My review of the evidence in T2D revealed that cannabinoids were able push a lot of buttons that attenuated diabetes progression.

!Disclaimer! Much research is still based in mechanistic sciences and may not necessarily translate into clinical outcomes. I’m waiting in anticipation for more clinical trials until something more concrete emerges.

You’d usually have a patient take a statin to reduce their blood lipids, Metformin to restore insulin sensitivity and Sulfonylureas to support insulin secretion from beta-cells. This is the essence of polyphamacy, one drug for one mechanism.

What astounded me was that certain cannabinoids were able to work on these mechanisms as well. Not only did cannabinoids work on the same mechanisms as some of the traditionally prescribed drugs, they also attenuated other mechanisms of pathophysiology in T2D. In addition to supporting lipid and glucose metabolism, they appeared to also work to reduce inflammation and oxidative stress.

The critical difference here is that cannabinoids co-exist in full/broad spectrum extracts from Cannabis, potentially reducing the need to take a polyphamacy approach. So there’s more to Cannabis than just CBD.

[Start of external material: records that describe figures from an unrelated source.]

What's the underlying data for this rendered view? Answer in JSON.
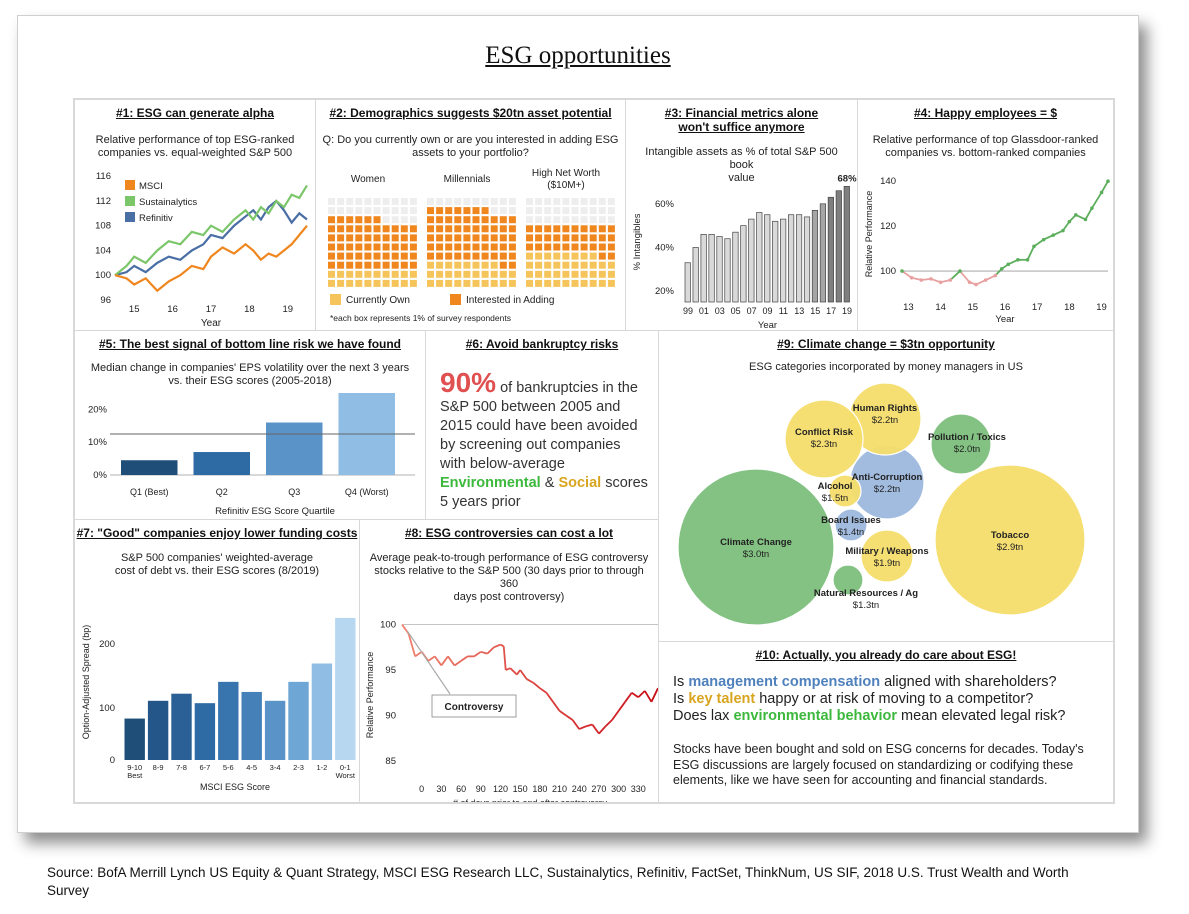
{
  "title": "ESG opportunities",
  "source": "Source: BofA Merrill Lynch US Equity & Quant Strategy, MSCI ESG Research LLC, Sustainalytics, Refinitiv, FactSet, ThinkNum, US SIF, 2018 U.S. Trust Wealth and Worth Survey",
  "panel6": {
    "title": "#6: Avoid bankruptcy risks",
    "big": "90%",
    "t1": " of bankruptcies in the S&P 500 between 2005 and 2015 could have been avoided by screening out companies with below-average ",
    "env": "Environmental",
    "amp": " & ",
    "soc": "Social",
    "t2": " scores 5 years prior"
  },
  "panel10": {
    "title": "#10: Actually, you already do care about ESG!",
    "q1a": "Is ",
    "q1b": "management compensation",
    "q1c": " aligned with shareholders?",
    "q2a": "Is ",
    "q2b": "key talent",
    "q2c": " happy or at risk of moving to a competitor?",
    "q3a": "Does lax ",
    "q3b": "environmental behavior",
    "q3c": " mean elevated legal risk?",
    "para": "Stocks have been bought and sold on ESG concerns for decades. Today's ESG discussions are largely focused on standardizing or codifying these elements, like we have seen for accounting and financial standards."
  },
  "chart_data": [
    {
      "id": "p1",
      "type": "line",
      "title": "#1: ESG can generate alpha",
      "subtitle1": "Relative performance of top ESG-ranked",
      "subtitle2": "companies vs. equal-weighted S&P 500",
      "xlabel": "Year",
      "xticks": [
        "15",
        "16",
        "17",
        "18",
        "19"
      ],
      "yticks": [
        "96",
        "100",
        "104",
        "108",
        "112",
        "116"
      ],
      "ylim": [
        96,
        117
      ],
      "xlim": [
        14.5,
        19.5
      ],
      "series": [
        {
          "name": "MSCI",
          "color": "#f0861e",
          "points": [
            [
              14.5,
              100
            ],
            [
              14.8,
              99.5
            ],
            [
              15.0,
              98.5
            ],
            [
              15.3,
              99.5
            ],
            [
              15.6,
              97.5
            ],
            [
              15.9,
              99
            ],
            [
              16.2,
              100
            ],
            [
              16.5,
              101.5
            ],
            [
              16.8,
              101
            ],
            [
              17.0,
              103
            ],
            [
              17.3,
              104.5
            ],
            [
              17.6,
              103.5
            ],
            [
              17.9,
              105
            ],
            [
              18.1,
              104
            ],
            [
              18.3,
              102.5
            ],
            [
              18.5,
              103.5
            ],
            [
              18.7,
              103
            ],
            [
              18.9,
              104
            ],
            [
              19.1,
              105
            ],
            [
              19.3,
              106.5
            ],
            [
              19.5,
              108
            ]
          ]
        },
        {
          "name": "Sustainalytics",
          "color": "#7cc66a",
          "points": [
            [
              14.5,
              100
            ],
            [
              14.8,
              101.5
            ],
            [
              15.0,
              103
            ],
            [
              15.3,
              102
            ],
            [
              15.6,
              104
            ],
            [
              15.9,
              105.5
            ],
            [
              16.2,
              105
            ],
            [
              16.5,
              107
            ],
            [
              16.8,
              106.5
            ],
            [
              17.0,
              108
            ],
            [
              17.3,
              107
            ],
            [
              17.6,
              109
            ],
            [
              17.9,
              110.5
            ],
            [
              18.1,
              109
            ],
            [
              18.3,
              111
            ],
            [
              18.5,
              110
            ],
            [
              18.7,
              112
            ],
            [
              18.9,
              111
            ],
            [
              19.1,
              113
            ],
            [
              19.3,
              112.5
            ],
            [
              19.5,
              114.5
            ]
          ]
        },
        {
          "name": "Refinitiv",
          "color": "#4a6fa5",
          "points": [
            [
              14.5,
              100
            ],
            [
              14.8,
              100.5
            ],
            [
              15.0,
              101.5
            ],
            [
              15.3,
              100.5
            ],
            [
              15.6,
              102
            ],
            [
              15.9,
              103
            ],
            [
              16.2,
              102.5
            ],
            [
              16.5,
              104
            ],
            [
              16.8,
              105
            ],
            [
              17.0,
              106.5
            ],
            [
              17.3,
              106
            ],
            [
              17.6,
              108
            ],
            [
              17.9,
              109.5
            ],
            [
              18.1,
              110.5
            ],
            [
              18.3,
              109
            ],
            [
              18.5,
              111
            ],
            [
              18.7,
              112
            ],
            [
              18.9,
              110.5
            ],
            [
              19.1,
              108.5
            ],
            [
              19.3,
              110
            ],
            [
              19.5,
              109
            ]
          ]
        }
      ]
    },
    {
      "id": "p2",
      "type": "waffle",
      "title": "#2: Demographics suggests $20tn asset potential",
      "subtitle1": "Q: Do you currently own or are you interested in adding ESG",
      "subtitle2": "assets to your portfolio?",
      "groups": [
        {
          "label": "Women",
          "own": 20,
          "interested": 56
        },
        {
          "label": "Millennials",
          "own": 28,
          "interested": 59
        },
        {
          "label": "High Net Worth ($10M+)",
          "own": 38,
          "interested": 32
        }
      ],
      "legend": [
        "Currently Own",
        "Interested in Adding"
      ],
      "colors": {
        "own": "#f5c45a",
        "interested": "#f0861e",
        "none": "#eeeeee"
      },
      "footnote": "*each box represents 1% of survey respondents"
    },
    {
      "id": "p3",
      "type": "bar",
      "title1": "#3: Financial metrics alone",
      "title2": "won't suffice anymore",
      "subtitle1": "Intangible assets as % of total S&P 500 book",
      "subtitle2": "value",
      "ylabel": "% Intangibles",
      "xlabel": "Year",
      "yticks": [
        "20%",
        "40%",
        "60%"
      ],
      "ylim": [
        15,
        70
      ],
      "xticks": [
        "99",
        "01",
        "03",
        "05",
        "07",
        "09",
        "11",
        "13",
        "15",
        "17",
        "19"
      ],
      "values": [
        33,
        40,
        46,
        46,
        45,
        44,
        47,
        50,
        53,
        56,
        55,
        52,
        53,
        55,
        55,
        54,
        57,
        60,
        63,
        66,
        68
      ],
      "callout": "68%"
    },
    {
      "id": "p4",
      "type": "line",
      "title": "#4: Happy employees = $",
      "subtitle1": "Relative performance of top Glassdoor-ranked",
      "subtitle2": "companies vs. bottom-ranked companies",
      "ylabel": "Relative Performance",
      "xlabel": "Year",
      "xticks": [
        "13",
        "14",
        "15",
        "16",
        "17",
        "18",
        "19"
      ],
      "yticks": [
        "100",
        "120",
        "140"
      ],
      "ylim": [
        88,
        145
      ],
      "xlim": [
        12.8,
        19.2
      ],
      "points": [
        [
          12.8,
          100
        ],
        [
          13.1,
          97
        ],
        [
          13.4,
          96
        ],
        [
          13.7,
          96.5
        ],
        [
          14.0,
          95
        ],
        [
          14.3,
          96
        ],
        [
          14.6,
          100
        ],
        [
          14.9,
          95
        ],
        [
          15.1,
          94
        ],
        [
          15.4,
          96
        ],
        [
          15.7,
          98
        ],
        [
          15.9,
          101
        ],
        [
          16.1,
          103
        ],
        [
          16.4,
          105
        ],
        [
          16.7,
          105
        ],
        [
          16.9,
          111
        ],
        [
          17.2,
          114
        ],
        [
          17.5,
          116
        ],
        [
          17.8,
          118
        ],
        [
          18.0,
          122
        ],
        [
          18.2,
          125
        ],
        [
          18.5,
          123
        ],
        [
          18.7,
          128
        ],
        [
          19.0,
          135
        ],
        [
          19.2,
          140
        ]
      ]
    },
    {
      "id": "p5",
      "type": "bar",
      "title": "#5: The best signal of bottom line risk we have found",
      "subtitle1": "Median change in companies' EPS volatility over the next 3 years",
      "subtitle2": "vs. their ESG scores (2005-2018)",
      "xlabel": "Refinitiv ESG Score Quartile",
      "categories": [
        "Q1 (Best)",
        "Q2",
        "Q3",
        "Q4 (Worst)"
      ],
      "values": [
        4.5,
        7,
        16,
        25
      ],
      "yticks": [
        "0%",
        "10%",
        "20%"
      ],
      "ylim": [
        0,
        25
      ],
      "avg_line": 12.5,
      "colors": [
        "#1f4e79",
        "#2e6aa3",
        "#5a93c8",
        "#8fbde4"
      ]
    },
    {
      "id": "p7",
      "type": "bar",
      "title": "#7: \"Good\" companies enjoy lower funding costs",
      "subtitle1": "S&P 500 companies' weighted-average",
      "subtitle2": "cost of debt vs. their ESG scores (8/2019)",
      "ylabel": "Option-Adjusted Spread (bp)",
      "xlabel": "MSCI ESG Score",
      "categories": [
        "9-10",
        "8-9",
        "7-8",
        "6-7",
        "5-6",
        "4-5",
        "3-4",
        "2-3",
        "1-2",
        "0-1"
      ],
      "sublabels": [
        "Best",
        "",
        "",
        "",
        "",
        "",
        "",
        "",
        "",
        "Worst"
      ],
      "values": [
        70,
        100,
        112,
        96,
        132,
        115,
        100,
        132,
        163,
        240
      ],
      "yticks": [
        "0",
        "100",
        "200"
      ],
      "ylim": [
        0,
        250
      ],
      "colors": [
        "#1f4e79",
        "#24568a",
        "#2a6095",
        "#2e6aa3",
        "#3874ad",
        "#4580b8",
        "#5a93c8",
        "#6ea6d6",
        "#8fbde4",
        "#b7d7f0"
      ]
    },
    {
      "id": "p8",
      "type": "line",
      "title": "#8: ESG controversies can cost a lot",
      "subtitle1": "Average peak-to-trough performance of ESG controversy",
      "subtitle2": "stocks relative to the S&P 500 (30 days prior to through 360",
      "subtitle3": "days post controversy)",
      "ylabel": "Relative Performance",
      "xlabel": "# of days prior to and after controversy",
      "xticks": [
        "0",
        "30",
        "60",
        "90",
        "120",
        "150",
        "180",
        "210",
        "240",
        "270",
        "300",
        "330"
      ],
      "yticks": [
        "85",
        "90",
        "95",
        "100"
      ],
      "ylim": [
        84,
        100.5
      ],
      "xlim": [
        -30,
        360
      ],
      "annotation": "Controversy",
      "points": [
        [
          -30,
          100
        ],
        [
          -20,
          99
        ],
        [
          -10,
          96.5
        ],
        [
          0,
          97
        ],
        [
          10,
          96
        ],
        [
          20,
          96.5
        ],
        [
          30,
          95.5
        ],
        [
          40,
          96.5
        ],
        [
          50,
          95.5
        ],
        [
          60,
          96
        ],
        [
          70,
          96.5
        ],
        [
          80,
          96.5
        ],
        [
          90,
          97
        ],
        [
          100,
          96.8
        ],
        [
          110,
          97.5
        ],
        [
          120,
          97.8
        ],
        [
          125,
          97.6
        ],
        [
          128,
          95
        ],
        [
          135,
          95.2
        ],
        [
          145,
          94.5
        ],
        [
          150,
          95
        ],
        [
          160,
          94
        ],
        [
          170,
          93.6
        ],
        [
          180,
          93
        ],
        [
          190,
          92.5
        ],
        [
          200,
          91.5
        ],
        [
          210,
          90.5
        ],
        [
          220,
          90
        ],
        [
          230,
          89.5
        ],
        [
          240,
          88.5
        ],
        [
          250,
          88.8
        ],
        [
          260,
          89
        ],
        [
          270,
          88
        ],
        [
          280,
          88.8
        ],
        [
          290,
          89.5
        ],
        [
          300,
          90.5
        ],
        [
          310,
          91.5
        ],
        [
          320,
          92.5
        ],
        [
          330,
          92
        ],
        [
          340,
          92.7
        ],
        [
          350,
          91.5
        ],
        [
          360,
          93
        ]
      ]
    },
    {
      "id": "p9",
      "type": "bubble",
      "title": "#9: Climate change = $3tn opportunity",
      "subtitle": "ESG categories incorporated by money managers in US",
      "bubbles": [
        {
          "name": "Climate Change",
          "value": "$3.0tn",
          "color": "#7cbf7c"
        },
        {
          "name": "Tobacco",
          "value": "$2.9tn",
          "color": "#f5dd6a"
        },
        {
          "name": "Anti-Corruption",
          "value": "$2.2tn",
          "color": "#9db8de"
        },
        {
          "name": "Human Rights",
          "value": "$2.2tn",
          "color": "#f5dd6a"
        },
        {
          "name": "Conflict Risk",
          "value": "$2.3tn",
          "color": "#f5dd6a"
        },
        {
          "name": "Pollution / Toxics",
          "value": "$2.0tn",
          "color": "#7cbf7c"
        },
        {
          "name": "Alcohol",
          "value": "$1.5tn",
          "color": "#f5dd6a"
        },
        {
          "name": "Board Issues",
          "value": "$1.4tn",
          "color": "#9db8de"
        },
        {
          "name": "Military / Weapons",
          "value": "$1.9tn",
          "color": "#f5dd6a"
        },
        {
          "name": "Natural Resources / Ag",
          "value": "$1.3tn",
          "color": "#7cbf7c"
        }
      ]
    }
  ]
}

I’m not slating Polyphamacy; it can be useful, but its often complicated by side effects, drug interactions, increased expenses (for the NHS) and poorer adherence to interventions.

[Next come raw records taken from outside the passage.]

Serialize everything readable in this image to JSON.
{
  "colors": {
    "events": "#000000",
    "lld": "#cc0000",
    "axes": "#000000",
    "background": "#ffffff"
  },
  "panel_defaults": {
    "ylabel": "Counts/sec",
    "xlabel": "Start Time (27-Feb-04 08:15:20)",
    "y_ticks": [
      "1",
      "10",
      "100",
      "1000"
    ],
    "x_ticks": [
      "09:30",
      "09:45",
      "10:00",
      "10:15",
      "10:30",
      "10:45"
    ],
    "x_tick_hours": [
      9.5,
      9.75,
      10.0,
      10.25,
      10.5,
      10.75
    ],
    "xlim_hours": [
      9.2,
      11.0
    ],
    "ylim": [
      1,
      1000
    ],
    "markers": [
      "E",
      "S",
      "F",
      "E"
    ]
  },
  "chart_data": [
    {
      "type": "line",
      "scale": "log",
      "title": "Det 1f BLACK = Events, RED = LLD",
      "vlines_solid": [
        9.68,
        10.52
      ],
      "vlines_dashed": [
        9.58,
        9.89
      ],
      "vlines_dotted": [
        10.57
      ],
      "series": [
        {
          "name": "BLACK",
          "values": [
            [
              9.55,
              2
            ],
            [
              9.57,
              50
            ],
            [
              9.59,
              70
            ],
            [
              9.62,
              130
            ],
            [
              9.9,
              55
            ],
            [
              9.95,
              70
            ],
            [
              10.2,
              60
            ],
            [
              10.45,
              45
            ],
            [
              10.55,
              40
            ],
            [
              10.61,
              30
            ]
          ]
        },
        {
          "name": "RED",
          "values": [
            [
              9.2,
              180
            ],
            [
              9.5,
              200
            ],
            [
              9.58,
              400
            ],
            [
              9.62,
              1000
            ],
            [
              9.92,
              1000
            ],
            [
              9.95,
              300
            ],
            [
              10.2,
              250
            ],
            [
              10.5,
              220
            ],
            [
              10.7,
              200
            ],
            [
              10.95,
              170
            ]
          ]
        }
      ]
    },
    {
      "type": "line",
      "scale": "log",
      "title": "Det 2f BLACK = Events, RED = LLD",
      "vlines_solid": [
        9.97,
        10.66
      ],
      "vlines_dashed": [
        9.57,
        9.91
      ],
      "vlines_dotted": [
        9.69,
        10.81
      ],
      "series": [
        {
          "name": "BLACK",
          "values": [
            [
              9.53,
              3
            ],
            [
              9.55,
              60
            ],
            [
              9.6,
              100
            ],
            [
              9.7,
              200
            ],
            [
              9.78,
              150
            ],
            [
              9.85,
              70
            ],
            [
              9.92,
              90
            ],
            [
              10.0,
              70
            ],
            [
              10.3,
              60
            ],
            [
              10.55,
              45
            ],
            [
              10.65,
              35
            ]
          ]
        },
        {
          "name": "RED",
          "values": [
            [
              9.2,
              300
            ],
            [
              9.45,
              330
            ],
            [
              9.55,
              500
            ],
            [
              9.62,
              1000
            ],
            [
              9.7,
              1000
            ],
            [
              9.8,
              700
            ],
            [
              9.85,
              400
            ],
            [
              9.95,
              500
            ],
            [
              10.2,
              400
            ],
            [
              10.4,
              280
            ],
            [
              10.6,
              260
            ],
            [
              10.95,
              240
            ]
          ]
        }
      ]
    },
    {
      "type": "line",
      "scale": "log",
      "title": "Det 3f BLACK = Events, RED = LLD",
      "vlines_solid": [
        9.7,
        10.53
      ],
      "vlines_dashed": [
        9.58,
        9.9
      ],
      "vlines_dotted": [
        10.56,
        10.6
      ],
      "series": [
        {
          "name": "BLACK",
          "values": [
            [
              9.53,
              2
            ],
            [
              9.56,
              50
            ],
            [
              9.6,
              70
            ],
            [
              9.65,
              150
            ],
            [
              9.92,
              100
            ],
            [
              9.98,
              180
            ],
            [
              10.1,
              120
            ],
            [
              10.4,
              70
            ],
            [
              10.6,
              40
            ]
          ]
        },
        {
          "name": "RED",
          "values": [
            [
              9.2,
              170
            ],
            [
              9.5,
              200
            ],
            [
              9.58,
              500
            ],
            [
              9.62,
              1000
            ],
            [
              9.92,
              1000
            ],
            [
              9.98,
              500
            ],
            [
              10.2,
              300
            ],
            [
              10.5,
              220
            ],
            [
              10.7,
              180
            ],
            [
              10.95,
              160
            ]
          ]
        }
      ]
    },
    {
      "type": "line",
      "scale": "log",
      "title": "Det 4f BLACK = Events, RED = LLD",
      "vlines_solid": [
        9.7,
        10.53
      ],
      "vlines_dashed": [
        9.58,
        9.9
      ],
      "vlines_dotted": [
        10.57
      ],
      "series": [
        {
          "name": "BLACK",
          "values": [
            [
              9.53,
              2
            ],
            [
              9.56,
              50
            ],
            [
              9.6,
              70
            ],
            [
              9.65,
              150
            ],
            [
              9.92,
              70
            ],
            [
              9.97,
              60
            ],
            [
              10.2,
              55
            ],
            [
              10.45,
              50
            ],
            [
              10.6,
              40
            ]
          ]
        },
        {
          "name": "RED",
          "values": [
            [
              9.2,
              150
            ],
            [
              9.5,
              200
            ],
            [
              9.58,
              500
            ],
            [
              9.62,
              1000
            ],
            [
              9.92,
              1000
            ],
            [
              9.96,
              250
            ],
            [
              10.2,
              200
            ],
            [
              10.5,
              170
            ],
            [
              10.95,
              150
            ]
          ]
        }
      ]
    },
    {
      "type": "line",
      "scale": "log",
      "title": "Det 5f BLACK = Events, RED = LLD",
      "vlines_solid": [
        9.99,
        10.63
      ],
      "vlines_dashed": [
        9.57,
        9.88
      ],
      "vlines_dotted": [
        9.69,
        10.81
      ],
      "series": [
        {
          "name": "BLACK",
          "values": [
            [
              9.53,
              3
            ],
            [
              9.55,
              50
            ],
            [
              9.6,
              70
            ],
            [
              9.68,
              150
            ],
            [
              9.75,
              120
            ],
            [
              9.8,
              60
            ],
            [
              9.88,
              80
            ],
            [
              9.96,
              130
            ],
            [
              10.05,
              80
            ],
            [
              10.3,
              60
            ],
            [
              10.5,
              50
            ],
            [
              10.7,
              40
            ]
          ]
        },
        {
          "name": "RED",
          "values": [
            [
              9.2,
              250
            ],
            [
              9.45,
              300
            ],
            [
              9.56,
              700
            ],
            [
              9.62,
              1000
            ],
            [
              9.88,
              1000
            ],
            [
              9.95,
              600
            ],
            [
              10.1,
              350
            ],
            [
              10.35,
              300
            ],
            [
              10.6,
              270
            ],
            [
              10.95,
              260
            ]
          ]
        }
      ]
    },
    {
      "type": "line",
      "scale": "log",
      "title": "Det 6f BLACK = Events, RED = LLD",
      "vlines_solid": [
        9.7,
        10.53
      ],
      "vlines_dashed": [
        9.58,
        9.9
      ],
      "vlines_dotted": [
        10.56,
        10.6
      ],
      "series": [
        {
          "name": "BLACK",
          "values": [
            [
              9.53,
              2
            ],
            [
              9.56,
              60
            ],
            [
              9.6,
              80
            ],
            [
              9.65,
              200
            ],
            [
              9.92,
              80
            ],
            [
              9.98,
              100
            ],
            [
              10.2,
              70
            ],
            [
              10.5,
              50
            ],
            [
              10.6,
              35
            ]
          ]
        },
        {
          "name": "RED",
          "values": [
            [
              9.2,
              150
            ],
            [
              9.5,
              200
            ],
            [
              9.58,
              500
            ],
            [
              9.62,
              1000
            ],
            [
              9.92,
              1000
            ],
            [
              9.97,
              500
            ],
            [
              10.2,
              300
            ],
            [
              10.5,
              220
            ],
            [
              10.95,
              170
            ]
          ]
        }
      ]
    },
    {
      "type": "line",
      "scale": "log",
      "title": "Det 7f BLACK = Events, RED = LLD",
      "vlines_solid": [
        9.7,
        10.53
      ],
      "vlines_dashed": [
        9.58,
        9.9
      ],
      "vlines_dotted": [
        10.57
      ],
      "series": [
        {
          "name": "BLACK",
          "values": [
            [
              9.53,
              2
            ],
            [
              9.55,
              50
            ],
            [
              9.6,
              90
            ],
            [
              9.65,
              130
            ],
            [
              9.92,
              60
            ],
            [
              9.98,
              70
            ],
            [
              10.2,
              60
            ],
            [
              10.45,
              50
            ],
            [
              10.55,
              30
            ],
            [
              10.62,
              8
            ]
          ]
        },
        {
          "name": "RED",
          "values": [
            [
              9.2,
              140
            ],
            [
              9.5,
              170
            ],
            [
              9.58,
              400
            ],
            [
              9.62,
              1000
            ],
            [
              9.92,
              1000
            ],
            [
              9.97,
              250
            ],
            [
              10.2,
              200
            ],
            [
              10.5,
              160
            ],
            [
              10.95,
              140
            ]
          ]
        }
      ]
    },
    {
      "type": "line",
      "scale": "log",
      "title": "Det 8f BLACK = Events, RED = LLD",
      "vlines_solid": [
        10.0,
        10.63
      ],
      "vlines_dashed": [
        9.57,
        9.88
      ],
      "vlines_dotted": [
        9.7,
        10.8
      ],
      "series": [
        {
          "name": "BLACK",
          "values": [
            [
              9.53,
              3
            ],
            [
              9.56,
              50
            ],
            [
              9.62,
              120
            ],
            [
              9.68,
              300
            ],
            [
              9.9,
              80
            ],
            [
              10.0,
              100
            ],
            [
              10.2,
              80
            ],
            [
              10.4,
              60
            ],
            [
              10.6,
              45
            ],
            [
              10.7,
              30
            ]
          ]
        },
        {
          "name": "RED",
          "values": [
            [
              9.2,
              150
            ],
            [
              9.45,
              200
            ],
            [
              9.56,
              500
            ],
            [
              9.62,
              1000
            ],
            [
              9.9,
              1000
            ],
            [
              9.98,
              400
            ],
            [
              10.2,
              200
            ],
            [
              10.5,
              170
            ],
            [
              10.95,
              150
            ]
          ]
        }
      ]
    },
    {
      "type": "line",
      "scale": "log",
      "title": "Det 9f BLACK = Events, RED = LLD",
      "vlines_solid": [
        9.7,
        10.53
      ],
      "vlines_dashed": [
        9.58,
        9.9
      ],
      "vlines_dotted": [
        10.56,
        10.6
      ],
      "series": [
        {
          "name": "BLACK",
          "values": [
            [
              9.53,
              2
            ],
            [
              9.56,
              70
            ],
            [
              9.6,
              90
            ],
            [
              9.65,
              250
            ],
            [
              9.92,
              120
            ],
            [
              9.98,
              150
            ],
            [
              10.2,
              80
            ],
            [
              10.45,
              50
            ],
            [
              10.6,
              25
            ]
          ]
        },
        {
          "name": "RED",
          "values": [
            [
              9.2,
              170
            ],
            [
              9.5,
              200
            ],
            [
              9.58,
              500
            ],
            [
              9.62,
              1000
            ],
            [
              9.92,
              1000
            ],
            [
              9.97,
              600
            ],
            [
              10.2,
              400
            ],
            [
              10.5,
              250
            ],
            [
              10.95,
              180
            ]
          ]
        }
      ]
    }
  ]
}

So when I discovered that the constituents of one plant, Cannabis, could potentially attenuate many aspects of diabetes progression, naturally I was intrigued.

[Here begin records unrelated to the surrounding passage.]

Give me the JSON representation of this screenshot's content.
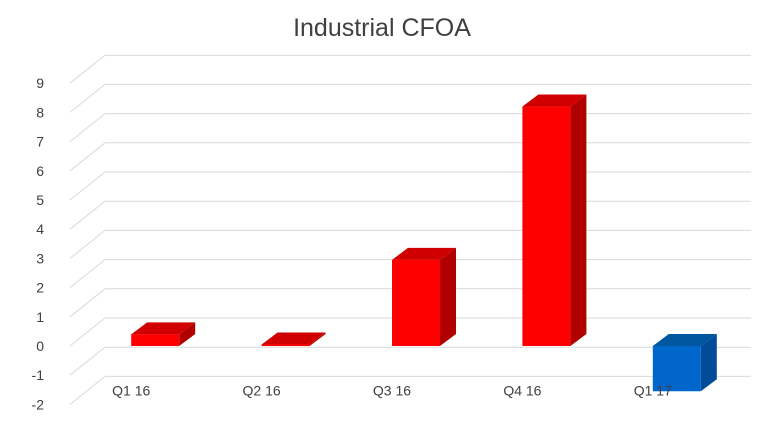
{
  "chart_data": {
    "type": "bar",
    "title": "Industrial CFOA",
    "xlabel": "",
    "ylabel": "",
    "categories": [
      "Q1 16",
      "Q2 16",
      "Q3 16",
      "Q4 16",
      "Q1 17"
    ],
    "values": [
      0.4,
      0.05,
      2.95,
      8.2,
      -1.55
    ],
    "yticks": [
      "9",
      "8",
      "7",
      "6",
      "5",
      "4",
      "3",
      "2",
      "1",
      "0",
      "-1",
      "-2"
    ],
    "ylim": [
      -2,
      9
    ],
    "grid": true,
    "legend": "none",
    "bar_colors": [
      "#ff0000",
      "#ff0000",
      "#ff0000",
      "#ff0000",
      "#0066cc"
    ],
    "bar_side_colors": [
      "#b00000",
      "#b00000",
      "#b00000",
      "#b00000",
      "#004c99"
    ],
    "bar_top_colors": [
      "#d00000",
      "#d00000",
      "#d00000",
      "#d00000",
      "#00569f"
    ]
  }
}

What I realised was that specially bred strains of cannabis, fostering various cannabinoids could work on diabetes as a symphony rather than just a soloist. This may all sound too good to be true, but when you actually look at the mechanisms it all makes sense.

The mechanisms of lipid and glucose metabolism, inflammation and oxidative stress were all modulated by the activity at cannabinoid receptors. These receptors are the locks that form the signalling system of the endocannabinoid system (ECS).

If you’ve read the practitioners guide to CBD, then you’ll remember that we talked about the ECS being the master regulator of homeostasis in the body. So, it’s no surprise that when cannabinoids act on cannabinoid receptors, many aspects of human physiology are affected in diabetes; lipid and glucose (metabolic) homeostasis, mitochondrial function and oxidative stress, inflammation and immune function.

Cannabinoids all work on cannabinoid receptors in different ways. They can either activate, block or modify the receptors downstream signalling pathways. Thats why its important to use the whole plant, because it provides a complex means of bringing balance to the ECS.

The way whole plant extracts work on the ECS is not exclusive to diabetes, but is relevant to many diseases and imbalances. As you know many conditions result from multiple imbalances, and something that can potentially act to correct these imbalances would be quite significant.

My research into the evidence has piqued an interest as to which other diseases could be similarly affected by cannabinoids, and I look forward to sharing my insights with you going forward.